Starting your own business can be risky. But the risk decreases dramatically when your venture requires little financial investment from you. The beauty of a low-investment endeavour is that you can experiment without the pressure of needing to be successful for the sake of your livelihood (or the payment of any employees). You could even start a business at home.
But it’s hard to tell if a business will be successful, especially if your venture hasn’t really been tested in your target market. That’s why it’s important that you have the freedom to take risks and make mistakes in a relatively low-stakes environment. Once your business is consistently successful, you can start to think about expanding, making it a full-time job and possibly even hiring employees. Until then, focus on testing and adjusting until you find a formula that works (and our business checklist might come in handy).
Here are some ideas for businesses that don’t require much in up-front costs:
Freelance in your area of expertise
You’re much more likely to find success in a field where you have experience and skill, with modern employers increasingly keen to hire those with a certain skill set. For example, if your culinary experience doesn’t extend beyond watching cooking shows on TV, becoming a personal chef isn’t a great idea. But if you have experience in something like marketing, you could consult with fledgling businesses and help them build their brands.
If you have a passion for animals and you’re at home during the day, dog walking can be a great way to make some extra cash along with getting exercise, a welcome bit of socialising and spending time with adorable pups. Start small with just a few clients — preferably people you’re already familiar with through the neighbourhood or local park. You want to make sure that you can handle the workload and keep your clients happy. People are passionate about their pets, and if they don’t feel like you’re doing a good job, bad word-of-mouth reviews can sink your business before it gets off the ground.
Picking up dry cleaning, calling to make appointments, waiting for service professionals — there are endless tasks that become nearly impossible when you work in an office all day. But if you have a flexible schedule or work from home, you can make people’s lives easier, so market your services as being able to manage the day-to-day tasks office workers struggle to accommodate and tackling their to-do lists.

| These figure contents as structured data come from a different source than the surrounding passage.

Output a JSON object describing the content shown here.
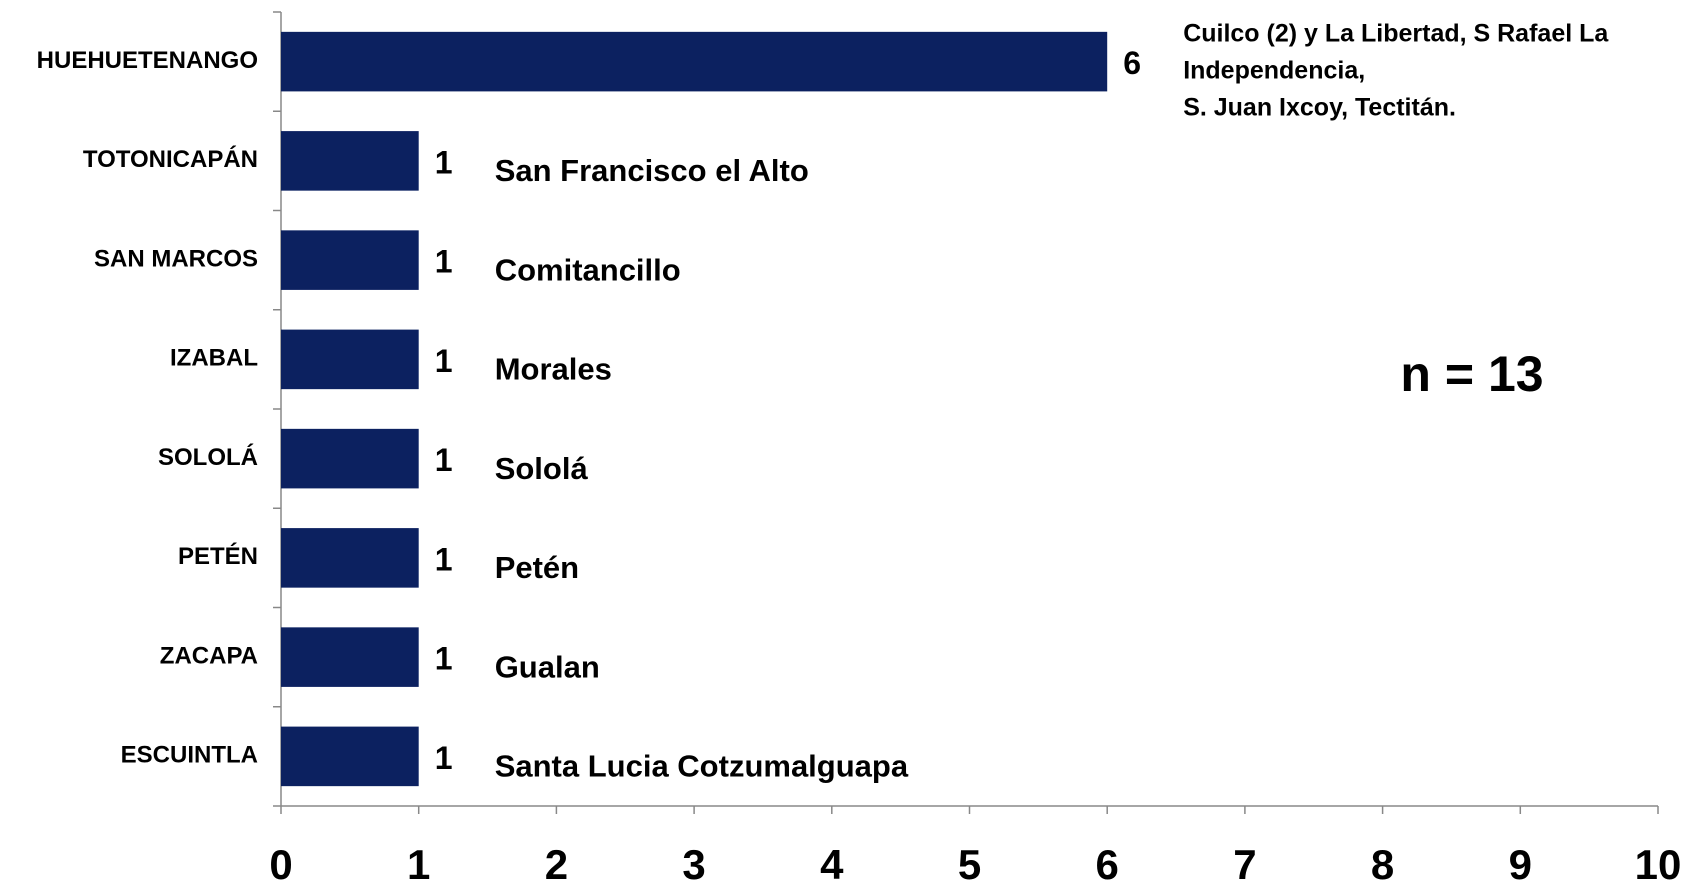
{
  "chart_data": {
    "type": "bar",
    "orientation": "horizontal",
    "categories": [
      "HUEHUETENANGO",
      "TOTONICAPÁN",
      "SAN MARCOS",
      "IZABAL",
      "SOLOLÁ",
      "PETÉN",
      "ZACAPA",
      "ESCUINTLA"
    ],
    "values": [
      6,
      1,
      1,
      1,
      1,
      1,
      1,
      1
    ],
    "color": "#0c2160",
    "notes": [
      [
        "Cuilco (2) y La Libertad, S Rafael La",
        "Independencia,",
        "S. Juan Ixcoy, Tectitán."
      ],
      [
        "San Francisco el Alto"
      ],
      [
        "Comitancillo"
      ],
      [
        "Morales"
      ],
      [
        "Sololá"
      ],
      [
        "Petén"
      ],
      [
        "Gualan"
      ],
      [
        "Santa Lucia Cotzumalguapa"
      ]
    ],
    "annotation": "n = 13",
    "xlim": [
      0,
      10
    ],
    "xticks": [
      0,
      1,
      2,
      3,
      4,
      5,
      6,
      7,
      8,
      9,
      10
    ],
    "grid": false
  }
}
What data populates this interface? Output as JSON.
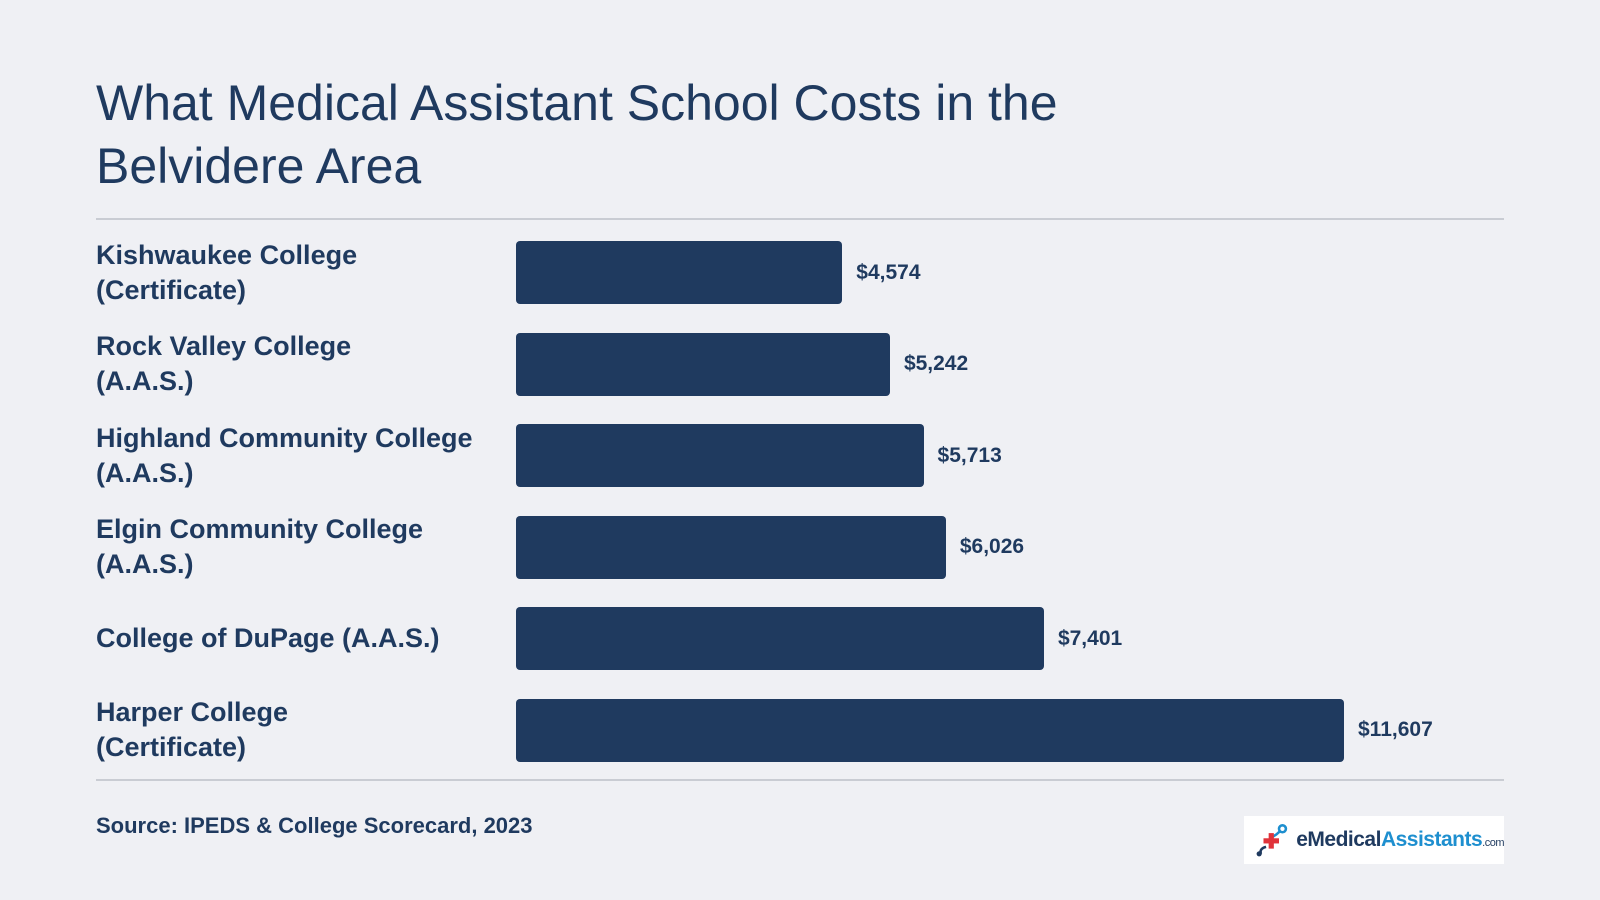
{
  "title": "What Medical Assistant School Costs in the Belvidere Area",
  "source": "Source: IPEDS & College Scorecard, 2023",
  "logo": {
    "part1": "e",
    "part2": "Medical",
    "part3": "Assistants",
    "part4": ".com"
  },
  "colors": {
    "background": "#eff0f4",
    "bar": "#1f3a5f",
    "text": "#1f3a5f",
    "accent": "#1e8fcf",
    "logo_cross": "#e0333a"
  },
  "chart_data": {
    "type": "bar",
    "orientation": "horizontal",
    "categories": [
      "Kishwaukee College\n(Certificate)",
      "Rock Valley College\n(A.A.S.)",
      "Highland Community College\n(A.A.S.)",
      "Elgin Community College\n(A.A.S.)",
      "College of DuPage (A.A.S.)",
      "Harper College\n(Certificate)"
    ],
    "values": [
      4574,
      5242,
      5713,
      6026,
      7401,
      11607
    ],
    "value_labels": [
      "$4,574",
      "$5,242",
      "$5,713",
      "$6,026",
      "$7,401",
      "$11,607"
    ],
    "grid": false,
    "legend": "none"
  }
}
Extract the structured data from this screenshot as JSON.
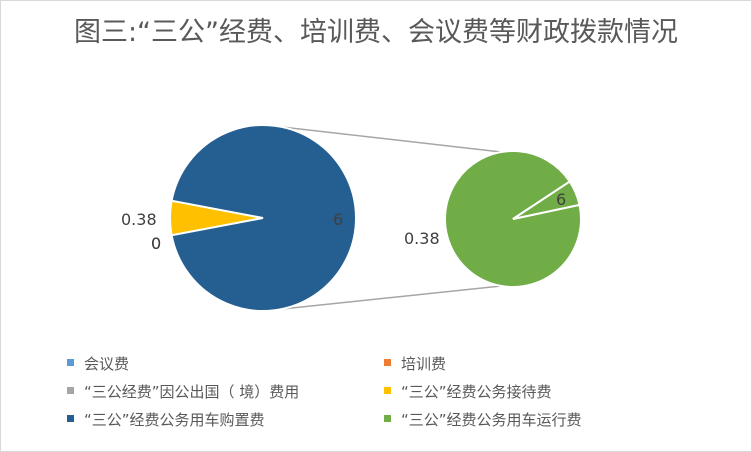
{
  "chart_data": {
    "type": "pie-of-pie",
    "title": "图三:“三公”经费、培训费、会议费等财政拨款情况",
    "categories": [
      "会议费",
      "培训费",
      "“三公经费”因公出国（ 境）费用",
      "“三公”经费公务接待费",
      "“三公”经费公务用车购置费",
      "“三公”经费公务用车运行费"
    ],
    "values": [
      0,
      0,
      0,
      0.38,
      6,
      0.38
    ],
    "colors": [
      "#5b9bd5",
      "#ed7d31",
      "#a5a5a5",
      "#ffc000",
      "#255e91",
      "#70ad47"
    ],
    "main_pie": {
      "slices": [
        {
          "label": "0.38",
          "value": 0.38,
          "color": "#ffc000"
        },
        {
          "label": "0",
          "value": 0,
          "color": "#5b9bd5"
        },
        {
          "label": "0",
          "value": 0,
          "color": "#ed7d31"
        },
        {
          "label": "6",
          "value": 6,
          "color": "#255e91"
        }
      ]
    },
    "secondary_pie": {
      "slices": [
        {
          "label": "6",
          "value": 6,
          "color": "#70ad47"
        },
        {
          "label": "0.38",
          "value": 0.38,
          "color": "#70ad47"
        }
      ]
    },
    "legend_position": "bottom"
  }
}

If you’re a neat, organised, Type A personality, share your talent with others as a professional organiser. Take on closets, pantries and even home offices to help people streamline their lives. You can also market your services to people who are moving or trying to sell their home.
In case you were wondering if all the time you spend on Facebook, Instagram, Twitter and Pinterest could translate into a job, you’re in luck. Social media managers are in demand; small businesses need to keep up with things like responding to reviews on Yelp and Twitter, answering questions on Facebook and building a brand presence on Instagram.
Selling items online
There are so many online outlets now for selling everything from furniture to designer shoes, but what keeps so many people from utilising these services is that they just don’t have the time to catalogue their items, take decent photos and post them online. If you have a flair for selling your stuff online, start a service where you take care of posting and coordinating the delivery or shipping of people’s unwanted items. You could even start your own online shop to sell and market your products.
If you are already good at cleaning, the start-up investment is reasonable, especially when you consider that some clients prefer that you use their products. Also, cleaning is something you can do in off hours, like after businesses close for the evening or when homeowners are around on weekends.
If you live in a tourism-friendly area with a lot of vacation homes, you can start a business looking after these properties during the off season or while the homeowners are renting out their places. This type of job doesn’t require much in terms of start-up costs, but you are the homeowners’ eyes and ears on the ground, so it’s most important that you build and maintain the trust of your clients.